As the generalized UGM allows for the presence of both mechanisms at different levels of strength, we assessed the association between the aforementioned urgency ratio, which measures the relative importance of urgency / integration, and skew. Figures 13 (c,d) provides an analysis of the correlation between cognitive strategies (integration / urgency) and response time skew. For this analysis, 100,000 unique parameter sets (k, L, a) were generated using a latin hyper cube design in a logarithmically spaced parameter domain (for (k, L) so that large (> 1) and small (< 1) values of these parameters are equally represented). For simplicity, the non-decision time (t0) was fixed at 300ms while the within trial stochastic noise magnitude was fixed at s = 0.1. For each parameter set, 1000 independent stochastic simulations were performed with a 1ms time step. The resulting data was weakly censored so that parameter sets generating unreasonable RT distributions with a standard deviation less than 100ms were removed from further analysis. This left 11,650 remaining parameter sets for which the value of the distributional skew was calculated. To set a reasonable dividing line between what represents a “skewed” versus “unskewed” RT distribution, we assessed the value of RT skew from four published perceptual decision making data sets, three from random dot motion tasks, two with human participants (R) Ratcliff and McKoon (2008), and (D) Holmes et al. (2016), an one with non-human primates (M) Roitman and Shadlen (2002), and a numerosity-judgement task (G) Holmes and Trueblood (2017). Based on this distribution of skew values (Figure 13b), we set a threshold of 0.2 to represent the dividing line (shown as the gray horizontal line) between strongly skewed and weakly skewed. For each of the 11,650 tested parameter sets, the simulation results were categorized as either a strongly or weakly skewed generating parameter set based on this demarcation line.
Figures 13 (c, d) show the frequency distribution of values of the urgency ratio associated with strong and weak skew respectively. They demonstrate that a strong positively skewed distribution is almost exclusively associated with a model where integration dominates urgency (i.e., k < 1). However, weak or no skew is not diagnostic, as both urgency and integration dominated models produce distributions with weak skew. Figures 13 (b) shows skew data from three human and one non-human primate studies. All of the human studies are consistent with integration dominance, with the non-human primate study being consistent, although not exclusively so, with urgency gating. One possible source of this difference between the skew of human and non-human response time skew is the context of the experiment.
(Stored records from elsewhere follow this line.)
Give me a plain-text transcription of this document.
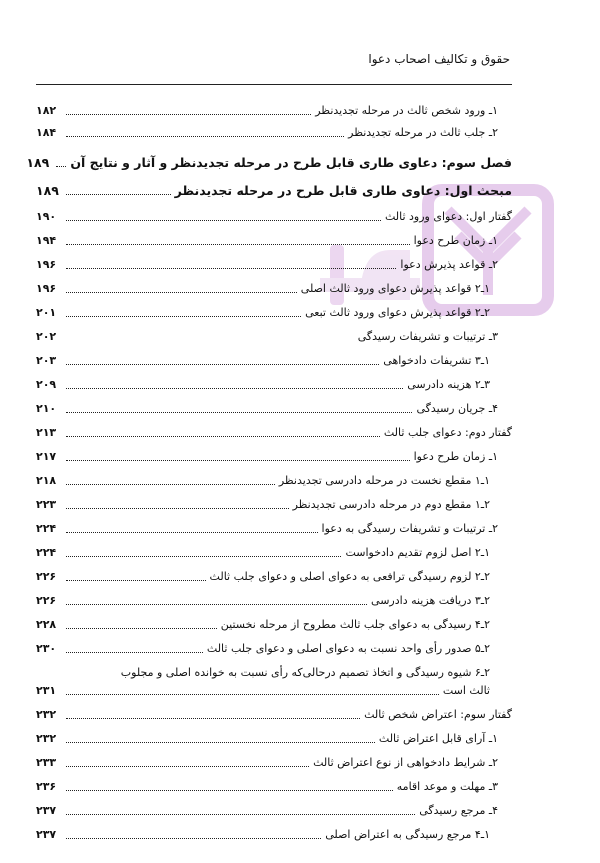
حقوق و تکالیف اصحاب دعوا
۱ـ ورود شخص ثالث در مرحله تجدیدنظر
۱۸۲
۲ـ جلب ثالث در مرحله تجدیدنظر
۱۸۴
فصل سوم: دعاوی طاری قابل طرح در مرحله تجدیدنظر و آثار و نتایج آن
۱۸۹
مبحث اول: دعاوی طاری قابل طرح در مرحله تجدیدنظر
۱۸۹
گفتار اول: دعوای ورود ثالث
۱۹۰
۱ـ زمان طرح دعوا
۱۹۴
۲ـ قواعد پذیرش دعوا
۱۹۶
۱ـ۲ قواعد پذیرش دعوای ورود ثالث اصلی
۱۹۶
۲ـ۲ قواعد پذیرش دعوای ورود ثالث تبعی
۲۰۱
۳ـ ترتیبات و تشریفات رسیدگی
۲۰۲
۱ـ۳ تشریفات دادخواهی
۲۰۳
۳ـ۲ هزینه دادرسی
۲۰۹
۴ـ جریان رسیدگی
۲۱۰
گفتار دوم: دعوای جلب ثالث
۲۱۳
۱ـ زمان طرح دعوا
۲۱۷
۱ـ۱ مقطع نخست در مرحله دادرسی تجدیدنظر
۲۱۸
۲ـ۱ مقطع دوم در مرحله دادرسی تجدیدنظر
۲۲۳
۲ـ ترتیبات و تشریفات رسیدگی به دعوا
۲۲۴
۱ـ۲ اصل لزوم تقدیم دادخواست
۲۲۴
۲ـ۲ لزوم رسیدگی ترافعی به دعوای اصلی و دعوای جلب ثالث
۲۲۶
۲ـ۳ دریافت هزینه دادرسی
۲۲۶
۲ـ۴ رسیدگی به دعوای جلب ثالث مطروح از مرحله نخستین
۲۲۸
۲ـ۵ صدور رأی واحد نسبت به دعوای اصلی و دعوای جلب ثالث
۲۳۰
۲ـ۶ شیوه رسیدگی و اتخاذ تصمیم درحالی‌که رأی نسبت به خوانده اصلی و مجلوب
ثالث است
۲۳۱
گفتار سوم: اعتراض شخص ثالث
۲۳۲
۱ـ آرای قابل اعتراض ثالث
۲۳۲
۲ـ شرایط دادخواهی از نوع اعتراض ثالث
۲۳۳
۳ـ مهلت و موعد اقامه
۲۳۶
۴ـ مرجع رسیدگی
۲۳۷
۱ـ۴ مرجع رسیدگی به اعتراض اصلی
۲۳۷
Whereas human behavioral experiments typically involve little training and relatively weak incentives, non-human experiments typically require a great deal of training and clear incentives. This could lead to differences in decision traits, for example, accuracy maximization versus reward rate maximization and interrogation versus free response paradigms. More generally, these results demonstrate how the gUGM can be used to systematically probe for associations between simple non-parametric empirical measures (skew in this case) and the relative importance of integration / urgency.
Footnotes
WRH, JST, and NE were supported by NSF grant SES-1556325. AH was supported by ARC grant DP160101891. All authors contributed in a significant way to the manuscript and all authors approved the final manuscript.
↵1 Note that more participants were excluded in this experiment than Experiment 1. This is because the practice trials used for exclusion in Experiment 1 (i.e., block 2) were easier than the practice blocks in Experiment 2.